Ukala Tipler Her Zaman Var

Geçen gün bir gazetede güzel bir yazı vardı. Haddini bilmezlerden, bilmeden bilir görünenlerden, bilmediğini de bilmeyenlerden, köşelerinde ahkam kesenlerden bahsediyordu. Doğru söze ne hacet. Oy güzel yazıyı okuyunca birkaç kelam da ben etmek istedim, daha doğrusu bu yazıyı o yazı aklıma düşürdü.

Evet, çok bilmişlere, bilgiçlik taslayanlara, bilmeden bilir gibi ahkam kesenlere, çok bildiğini sananlara, bilmediğini de bilmeyenlere, yazarken-konuşurken haddini- hududunu bilmeyenlere, denizin kenarında kuyu kazanlara, kendini akıllı alemi sersem sananlara, yüksekten atanlara, meydanı kimseye bırakmayanlara, olur olmaz yerde gevezelik yapanlara, lafını- sözünü bilmeyenlere, adaptan- edepten yoksun olanlara, kibirli ve enaniyetçi kimselere, dünyanın kendi etrafında döndüğünü sananlara, akıllı geçinenlere, pervasız tiplere, konuşurken mangalda kül bırakmayanlara, cahil cüreti gösterenlere bizde "ukala” denir. Arapçada "ukala” "âkil”in çoğuludur.

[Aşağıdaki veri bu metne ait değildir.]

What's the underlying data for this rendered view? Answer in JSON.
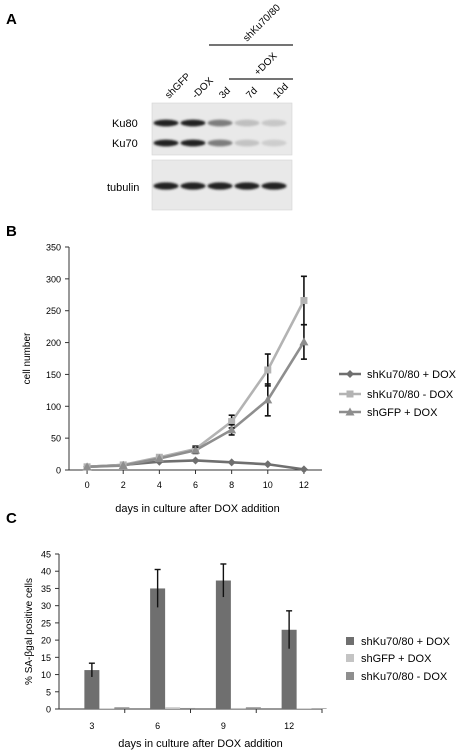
{
  "panels": {
    "a": {
      "letter": "A",
      "group_label": "shKu70/80",
      "dox_label": "+DOX",
      "lanes": [
        "shGFP",
        "-DOX",
        "3d",
        "7d",
        "10d"
      ],
      "upper_bands": [
        "Ku80",
        "Ku70"
      ],
      "lower_bands": [
        "tubulin"
      ],
      "ku80_intensity": [
        1.0,
        1.0,
        0.55,
        0.22,
        0.18
      ],
      "ku70_intensity": [
        1.0,
        1.0,
        0.55,
        0.2,
        0.15
      ],
      "tubulin_intensity": [
        1.0,
        1.0,
        1.0,
        1.0,
        1.0
      ]
    },
    "b": {
      "letter": "B"
    },
    "c": {
      "letter": "C"
    }
  },
  "chart_data": [
    {
      "type": "line",
      "xlabel": "days in culture after DOX addition",
      "ylabel": "cell number",
      "x": [
        0,
        2,
        4,
        6,
        8,
        10,
        12
      ],
      "xticks": [
        "0",
        "2",
        "4",
        "6",
        "8",
        "10",
        "12"
      ],
      "ylim": [
        0,
        350
      ],
      "yticks": [
        "0",
        "50",
        "100",
        "150",
        "200",
        "250",
        "300",
        "350"
      ],
      "legend_position": "right",
      "series": [
        {
          "name": "shKu70/80 + DOX",
          "marker": "diamond",
          "color": "#6f6f6f",
          "values": [
            5,
            8,
            13,
            15,
            12,
            9,
            1
          ]
        },
        {
          "name": "shKu70/80 - DOX",
          "marker": "square",
          "color": "#b3b3b3",
          "values": [
            5,
            8,
            20,
            33,
            76,
            157,
            266
          ],
          "errors": [
            2,
            3,
            4,
            5,
            10,
            25,
            38
          ]
        },
        {
          "name": "shGFP + DOX",
          "marker": "triangle",
          "color": "#8e8e8e",
          "values": [
            5,
            7,
            18,
            31,
            63,
            110,
            201
          ],
          "errors": [
            2,
            3,
            4,
            5,
            8,
            25,
            27
          ]
        }
      ]
    },
    {
      "type": "bar",
      "xlabel": "days in culture after DOX addition",
      "ylabel": "% SA-βgal positive cells",
      "categories": [
        "3",
        "6",
        "9",
        "12"
      ],
      "ylim": [
        0,
        45
      ],
      "yticks": [
        "0",
        "5",
        "10",
        "15",
        "20",
        "25",
        "30",
        "35",
        "40",
        "45"
      ],
      "legend_position": "right",
      "series": [
        {
          "name": "shKu70/80 + DOX",
          "color": "#6f6f6f",
          "values": [
            11.3,
            35.0,
            37.3,
            23.0
          ],
          "errors": [
            2.0,
            5.5,
            4.8,
            5.5
          ]
        },
        {
          "name": "shGFP + DOX",
          "color": "#c4c4c4",
          "values": [
            0.2,
            0.5,
            0.3,
            0.2
          ]
        },
        {
          "name": "shKu70/80 - DOX",
          "color": "#8e8e8e",
          "values": [
            0.5,
            0.3,
            0.5,
            0.2
          ]
        }
      ]
    }
  ]
}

Etrafımıza, çevremize baktığımızda bu tüplere çokça rastlarız. Kimisini sabırla dinleriz, kimisine güler geçeriz, kimisinin de bir daha sözüne- sohbetine katılmayız, oturmayız. Öbür tarafta haddini- hududunu bilenler, neyi, nerede, hangi zamanda konuşacağını bilenler, bilene saygı duyan insanlar her zaman baş tacı edilirler. Onlarla sohbet bal- kayak sofrasına oturmak gibidir. Onlarla günün-saatin nasıl geçtiğini bilemezsin. Çünkü konuşacağını da bilir, duracağı yeri de bilir. Bildiğini en münasip dille konuşur, kırmaz, incitmez, kutsalımıza laf etmez, fikrimize saygı duyar, bizi tatlı bir lisanla ikna etmeye çalışır, olmazsa selamını vermeye devam eder. Oma ukala tipler öyle mi? Onlar sadece kendisi konuşur, kendisi bilir, başka bileni tanımız, kendi doğrularından başka doğru yoktur. İşte bu tiplerle anlaşmak zordur. Sözleri kar ile ekmek yemek gibi tatsız ve soğuktur. Hele bu tiplerden bir de siyaseti olursa vay o partinin haline. Onlar toplama değil dağıtma memurudur.

Gelin ukala tiplere meydanı bırakmayalım. Haddini bilmezlere haddini bildirelim. Bu nasıl olacak? Haddini bilenler konuşmazsa meydan haddini bilmeyenlere, hadsizlere, çapsızlara kalır. Haddini bilenler yazmazsa, konuşmazsa, siyaset yapmazsa meydanı hadsiz tipler kaplar. Maalesef öyle bir dünyada yaşıyoruz ki, meydanlar haddini bilmeyenlerle dolu. "Subheneke” duasını yanlışsız okuyamayanlar bugün din adına fetva veriyorlar.

Hani derler; bileni dinle, bilenden öğren, bilene değer ver, saygı duy. bilmeyene anlat, öğret, bildir, bilmeyeni uyandır. Bildiğini sananı uyar, bilmediğini de bilmeyenden uzak dur, rahat edersin.

Görevimiz önce bilmek, bilmeye çalışmak, okumak, öğrenmek, eksiğimizi, bilgiye olan açılığımızı fark etmek ve ehlinden öğrenmek, sağlam kaynaklardan beslenmek. İkinci olarak, bildiklerimizi paylaşmak, öğretmek karşıya bildirmek, tebliğ görevimizi yapmak, paylaştıkça mutlu olmak, anlatmak, tıpkı bizim yaptığımız gibi. Üçüncü olarak bildiğini sananları uyarmak, uyandırmak, bilgiye alan açlığını fark ettirmek. Son olarak da, bilmediğini bilmeyende, hadsizden uzak durmak. Bunlara haddini bildirmek zor zenaattir. En iyisi onlardan uzak durarak onlara en güzel dersi vermek. Çünkü haddini bilmeyen cahile cevap vermemek en etkili cevaptır.